The Illinois Cop who pulled Philip M. Williams over for an expired license plate sticker last August told the 31-year-old man that he smelled marijuana, which gave him probable cause to bring the police dog over and sniff around the car.
Despite Williams saying he did not consent to a search, the dog ended up finding 17 pounds of marijuana in the trunk, which led to his arrest on felony drug charges.
In his report, Woodstock police officer Eric Schmidtke stated that he had smelled marijuana, which gave him probable cause.
He also repeated the same line to a grand jury in September, who then indicted Williams on felony drug charges, where he was facing 30 years in prison.
Schmidtke and his partner were even recognized at the Woodstock City Council meeting on October 4 for their “exceptional work” in keeping the streets safe from drug suspects.
But then a dash cam video surfaced later that month showing Schmidtke telling his partner that he had never smelled marijuana, proving he never had probable cause to search the car.
As a result, charges were dropped against Williams before he even made it to trial.
Last week, he filed a lawsuit against both Schmidtke and his K9 partner, Sharon Freund, who allowed her dog to search the car even though she had been told he never smelled the marijuana.
And Schmidtke was forced to resign last week, according to the Northwest Herald.
The dash cam video, posted below, shows Schmidtke prolonging the traffic stop to bring the dog over after telling Williams he smelled marijuana.
He then walks around to the back of the car, standing in front of his own car, where he admits to Freund that he did not smell the marijuana but wanted to search the car because Williams had prior drug arrests.
At first, Freund expresses concern about searching the car without probable cause, but then goes through with it after he informs her of the prior arrests.
According to the Woodstock Independent:
“He lied under oath,” said Louis Meyer, a civil rights attorney representing Williams. “It’s as clear as day.”
Meyer said Schmidtke’s assertion he could smell the 17 pounds of vacuum-packed marijuana allegedly found in a duffel bag in Williams’ trunk was central to prolonging the otherwise routine traffic stop.
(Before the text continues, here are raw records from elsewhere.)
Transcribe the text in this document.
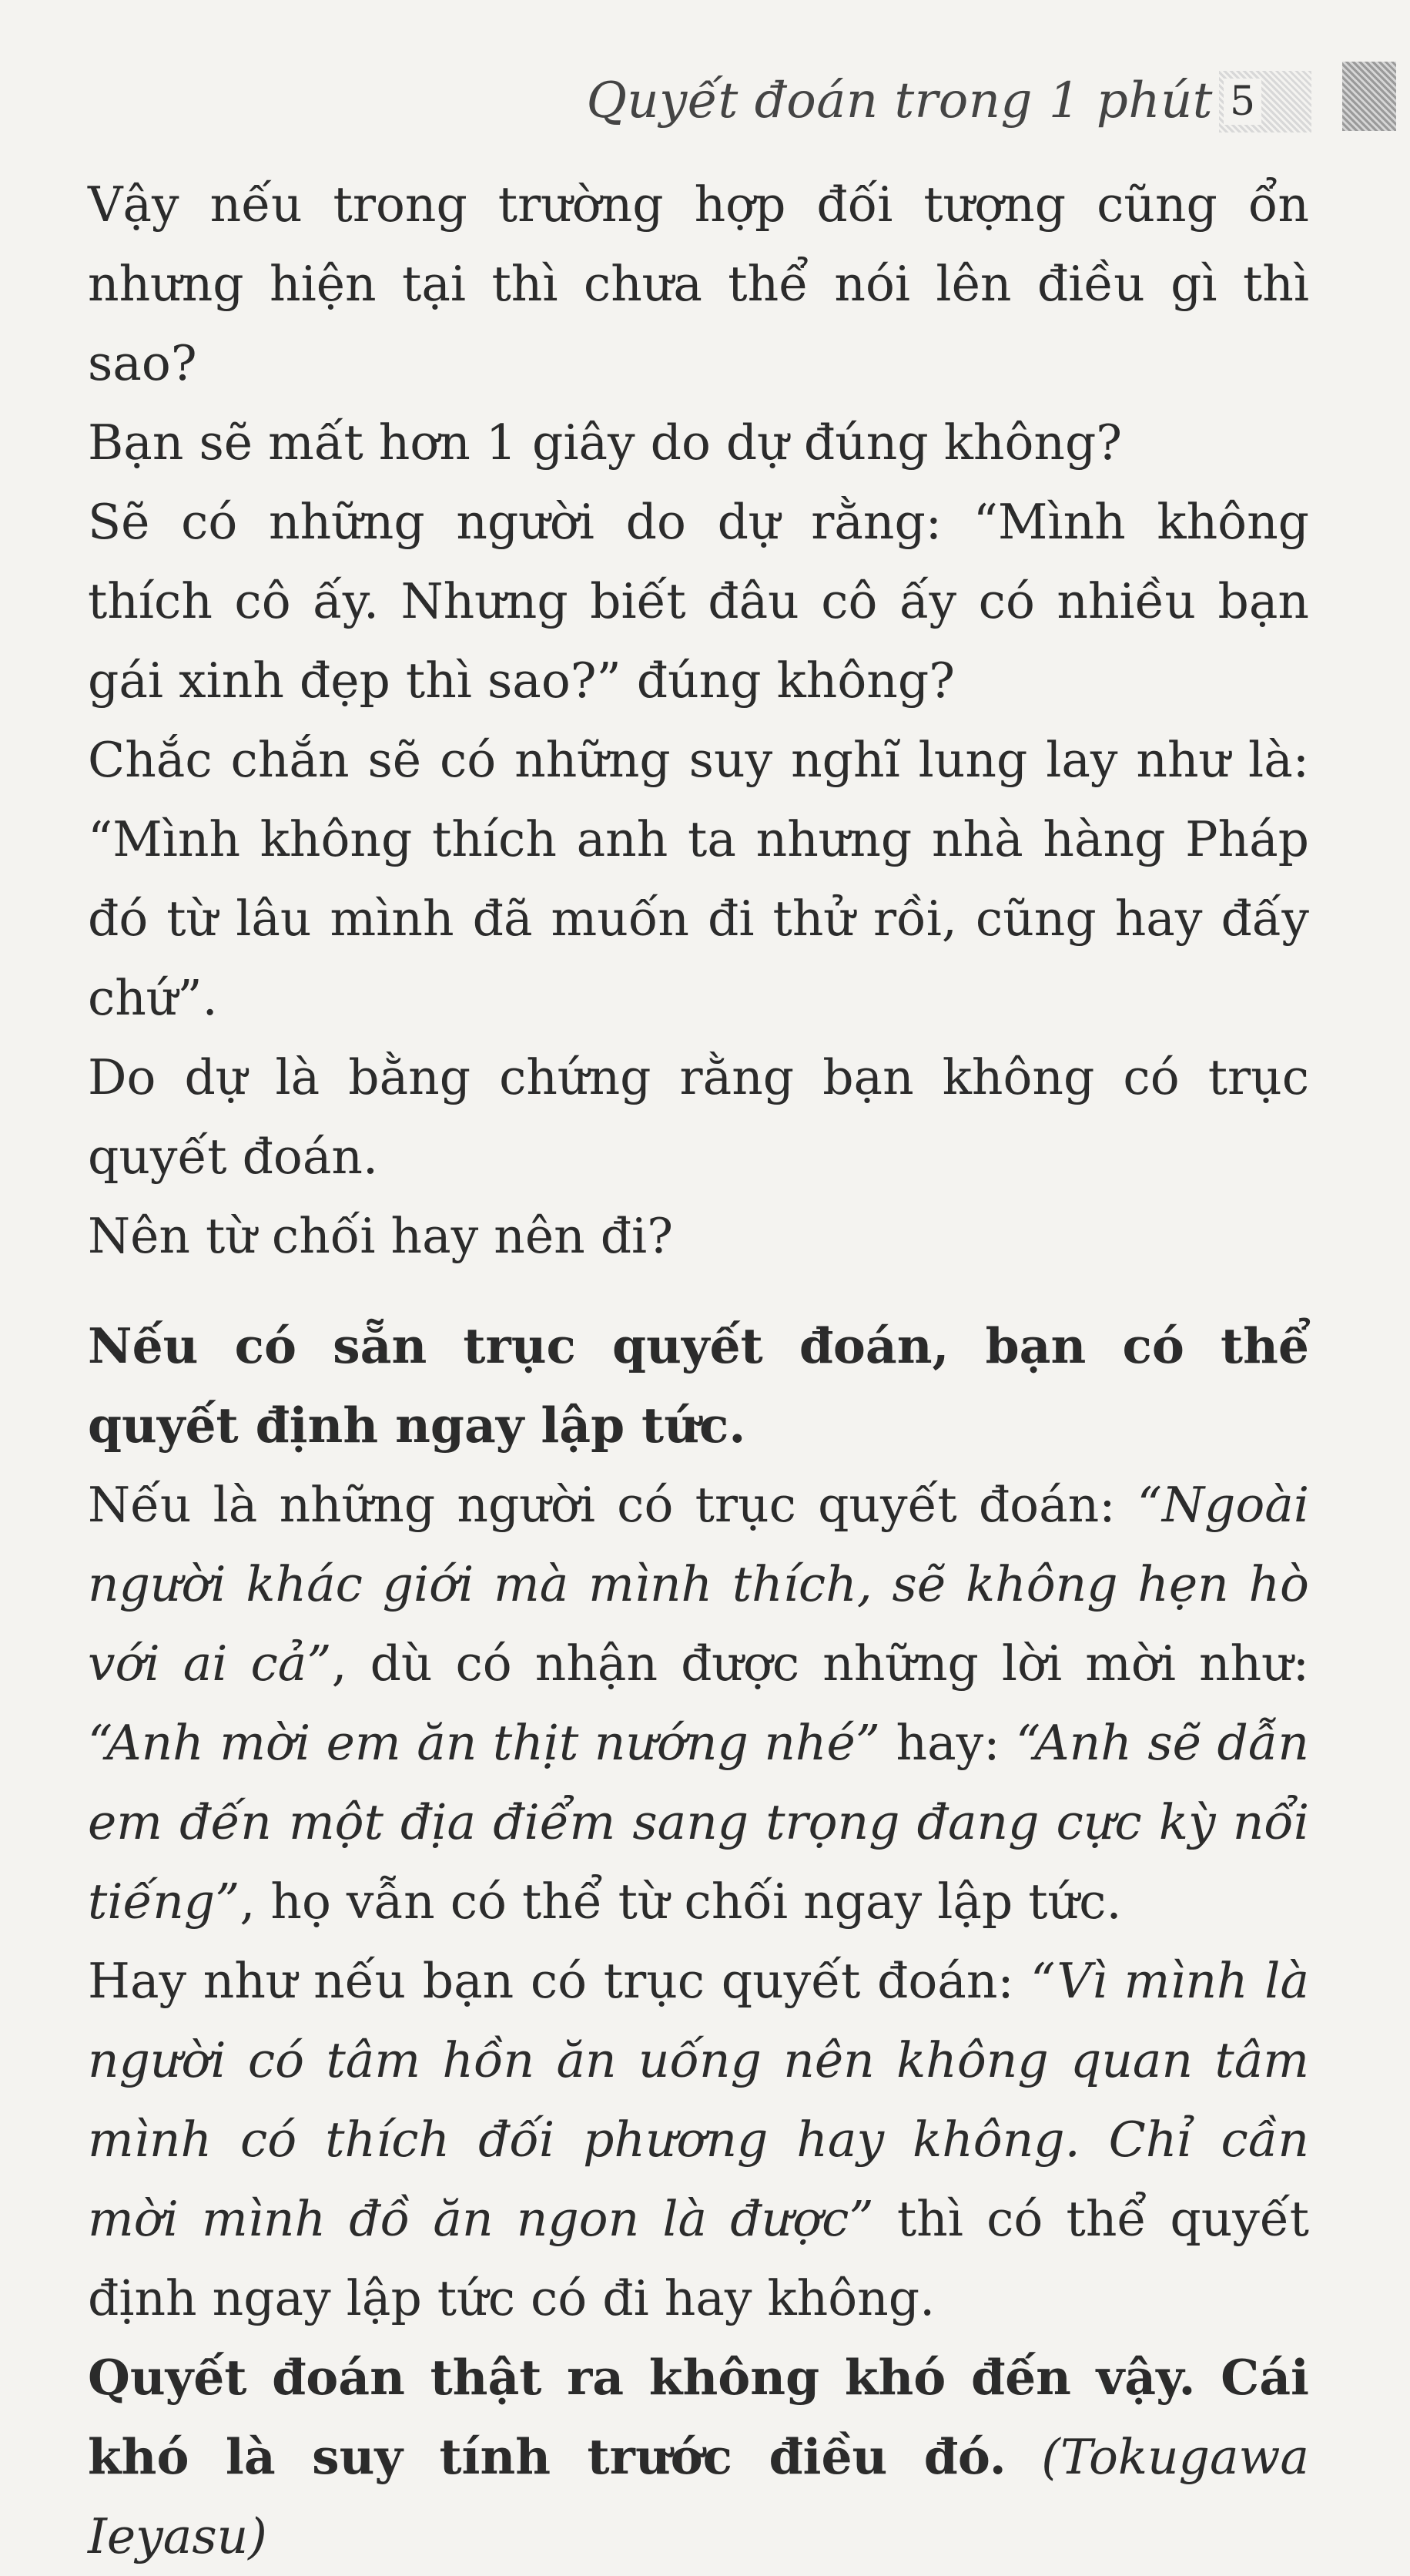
Quyết đoán trong 1 phút 5

Vậy nếu trong trường hợp đối tượng cũng ổn nhưng hiện tại thì chưa thể nói lên điều gì thì sao?

Bạn sẽ mất hơn 1 giây do dự đúng không?

Sẽ có những người do dự rằng: “Mình không thích cô ấy. Nhưng biết đâu cô ấy có nhiều bạn gái xinh đẹp thì sao?” đúng không?

Chắc chắn sẽ có những suy nghĩ lung lay như là: “Mình không thích anh ta nhưng nhà hàng Pháp đó từ lâu mình đã muốn đi thử rồi, cũng hay đấy chứ”.

Do dự là bằng chứng rằng bạn không có trục quyết đoán.

Nên từ chối hay nên đi?

Nếu có sẵn trục quyết đoán, bạn có thể quyết định ngay lập tức.

Nếu là những người có trục quyết đoán: “Ngoài người khác giới mà mình thích, sẽ không hẹn hò với ai cả”, dù có nhận được những lời mời như: “Anh mời em ăn thịt nướng nhé” hay: “Anh sẽ dẫn em đến một địa điểm sang trọng đang cực kỳ nổi tiếng”, họ vẫn có thể từ chối ngay lập tức.

Hay như nếu bạn có trục quyết đoán: “Vì mình là người có tâm hồn ăn uống nên không quan tâm mình có thích đối phương hay không. Chỉ cần mời mình đồ ăn ngon là được” thì có thể quyết định ngay lập tức có đi hay không.

Quyết đoán thật ra không khó đến vậy. Cái khó là suy tính trước điều đó. (Tokugawa Ieyasu)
Schmidtke had pulled over Williams near the intersection of Dean Street and Highway 14 for expired vehicle registration, and Williams did not consent to a search of his vehicle, the lawsuit states.
Schmidtke wrote in his police report he could smell marijuana coming from Williams’ car, prompting him to call Officer Sharon Freund, a police canine handler, to search Williams’ vehicle with a dog, according to the lawsuit. Likewise, a Woodstock Police statement issued Aug. 31 said an unnamed officer, later identified as Schmidtke, “could detect the scent of cannabis emitting from within the vehicle.”
Meyer said that was a lie, and that a video/audio recording taken from a Woodstock squad car during the arrest proves it. He said he believes Schmidtke repeated the lie during his grand jury testimony.
On the video, “Schmidtke says [to Freund,] ‘I can’t smell anything,'” Meyer said. The lawsuit states the officers did not know their conversation was being recorded.
“We’re alleging this is a Fourth Amendment violation, that he prolonged the traffic stop and fabricated a reason to do so by falsely claiming he could smell the marijuana.”
The lawsuit, says it is a “wide-spread practice” for the Woodstock Police Department to violate Constitutional rights to obtain arrests.
Last year, the United States Supreme Court ruled that cops are not allowed to extend traffic stops for the purpose of conducting searches if no probable cause exists.